The distributive property it just a compatibility condition between operations. If you have two operations it's logical to ask a condition that will aloud these operations to fit smoothly togheter, namely if you have an addition and a multiplication it's quite natural to ask that $$(a+b)v=av+bv.$$ It's clear this is not the only possible way to combine two operation, but it's quite natural. We could also not require they're compatible at all, but it's clear that the smooth combination of two different structures aloud the arising of wonderful properties (look at the compatibility request between the group structure togheter with the manifold structure that broght to the study of Lie Groups). So it's logical to impose a compatibility condition and study what happens when this condition is satisfied.

An extremely efficient way to see this specific issue of distributivity is to see it throught the relation between modules and representation, but I'm not sure if you're familiar with this language. If so I can edit the post explaining.


EDIT: I will explain how to see this compatibility using modules, just for completion sake. Modules are generalization of vectorial spaces where you have a ring instead of a scalar field (means you don't have multiplicative inverse on the scalar field), for our purpose you can think them just as vectorial space it will work out anyway. As you may understand, being a generalization of vectorial spaces, they're quite a very fundamental structure in mathematics. So believe me we are not talking about some kind of exotic forgotten and esoteric construction, we are just talking in a different language of something so basic that even include vector spaces as corollary.

I will give you the definition and then analyze where the distributivity part comes in. A module is a ring $R$ (which will be our scalar field) which acts over an abelian group $M$ which it will be called the module. The laws this action has to satisfy are these:

  1. $r\left(m+n\right)=rm+rn$;
  2. $r\left(sm\right)=\left(rs\right)m$;
  3. $\left(r+s\right)m=rm+sm$;
  4. $1m=m$.

Why did I say it's an efficient way to see distributivity acting? Because if you look closely here you have two distributivity relations (namely 1 and 3) and it result evident that these relations are compatibility relations between two different structures that are (the ring which is acting and the abelian group which will be the module). In other word it evidenciate the different roles of things that are in other examples usually identified togheter. Now to understand even better we can switch to representation notation evidenciating the action of an element of he ring to the element of the module, i.e. I will write $\rho(r)m$ instead of $rm$, i.e. $$\rho\left(r\right)m=rm.$$ Then you have the first relation $r\left(m+n\right)=rm+rn$ (which is the linearity condition in vectorial spaces) which will be $$\rho(r)(m+n)=\rho(r)m+\rho(r)n,$$ evidenciating this as a compatibility condition between the action of $R$ and the group operation on $M$. While the third condition $\left(r+s\right)m=rm+sm$ now is read $$\rho(r+s)(m) =\rho(r)(m)+\rho(s)(m),$$ which is just the request of the action being an homomorphism of abelian groups (you want to have somthing that in $M$ behaves like $R$). So as you can see this notation evidenciate the compatibility conditions between the two different structure that are underlined when you usually ask the distributive law. Unfortunately if you're not use to this language probably you won't appreciate the naturality of the construction.
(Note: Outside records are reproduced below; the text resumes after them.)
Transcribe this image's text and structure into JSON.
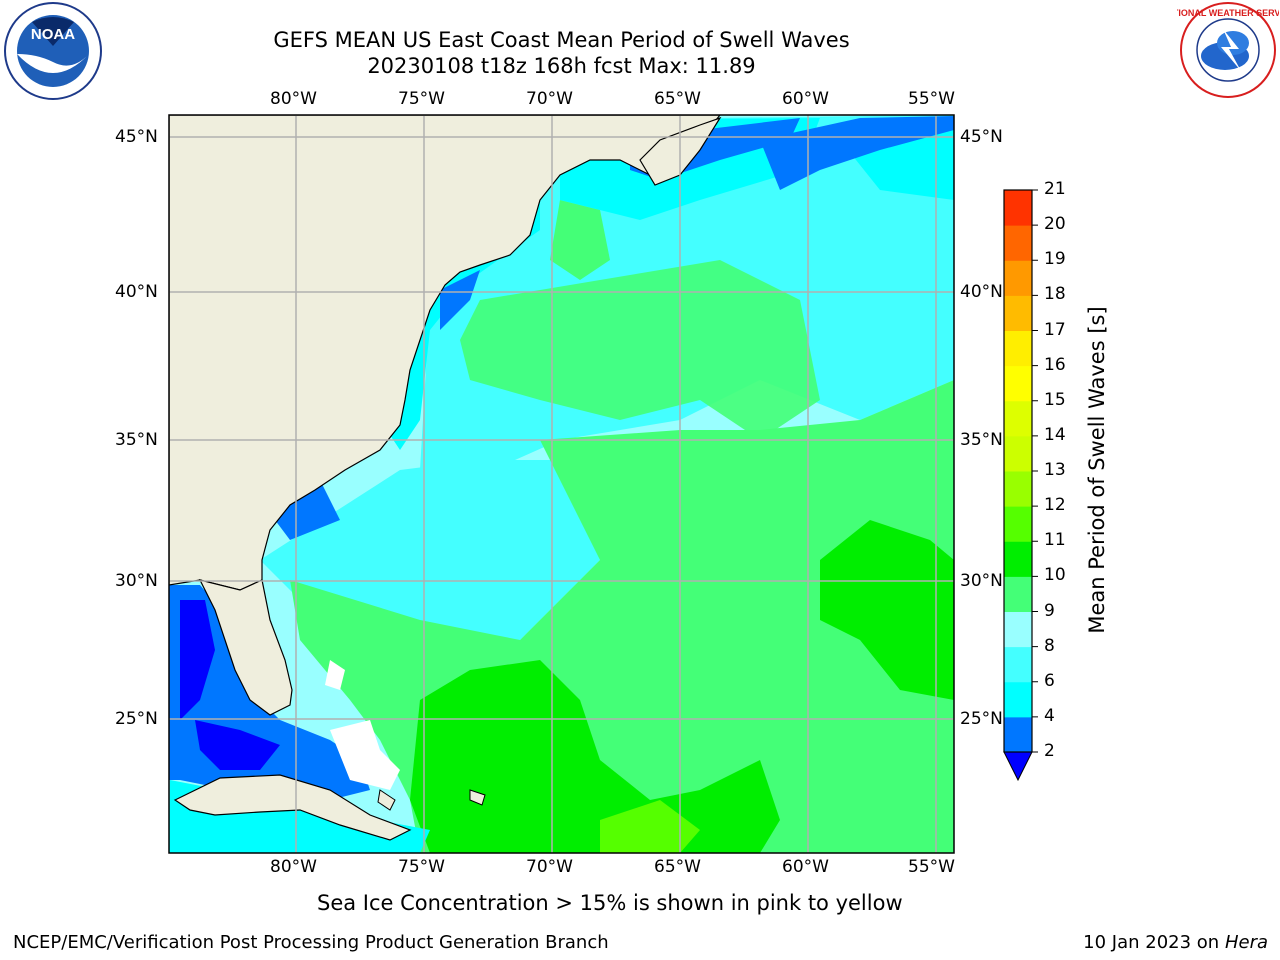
{
  "header": {
    "title_line1": "GEFS MEAN US East Coast Mean Period of Swell Waves",
    "title_line2": "20230108 t18z 168h fcst   Max: 11.89"
  },
  "logos": {
    "left": {
      "text": "NOAA",
      "icon": "noaa-logo"
    },
    "right": {
      "text": "NATIONAL WEATHER SERVICE",
      "icon": "nws-logo"
    }
  },
  "map": {
    "lon_labels": [
      "80°W",
      "75°W",
      "70°W",
      "65°W",
      "60°W",
      "55°W"
    ],
    "lat_labels": [
      "45°N",
      "40°N",
      "35°N",
      "30°N",
      "25°N"
    ],
    "land_color": "#efeedd",
    "gridline_color": "#b0b0b0"
  },
  "colorbar": {
    "label": "Mean Period of Swell Waves [s]",
    "ticks": [
      "2",
      "4",
      "6",
      "8",
      "9",
      "10",
      "11",
      "12",
      "13",
      "14",
      "15",
      "16",
      "17",
      "18",
      "19",
      "20",
      "21"
    ],
    "colors": [
      "#0077ff",
      "#00ffff",
      "#44ffff",
      "#99ffff",
      "#44ff77",
      "#00ee00",
      "#55ff00",
      "#99ff00",
      "#ccff00",
      "#ddff00",
      "#ffff00",
      "#ffee00",
      "#ffbb00",
      "#ff9900",
      "#ff6600",
      "#ff3300"
    ],
    "under_color": "#0000ff"
  },
  "footer": {
    "note": "Sea Ice Concentration > 15% is shown in pink to yellow",
    "left": "NCEP/EMC/Verification Post Processing Product Generation Branch",
    "right_date": "10 Jan 2023 on ",
    "right_host": "Hera"
  }
}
One last thought to confuse you definitely: any ring $R$ can be thought as a module over itself, just as a complex line can be thought as a vectorial space of dimension 1 over the complex field. And that's exactly what you should think when you're thinking about distributive law. The thing is that in any ring there are two structure that are radically different (multiplicative and additive) and you're trying to glue them togheter. If you substitute the module $M$ with the ring itself $R$ and repeat the steps I've done you will notice the difference between these two structure and the compatibility conditions that you're asking in 1. and 3. that you usually request as distributivity law. It's clear that the whole thing here it's just illustrative since you tautologically already started with a ring, but it's pedagogical to illustrate the different role of the two parts of the structure.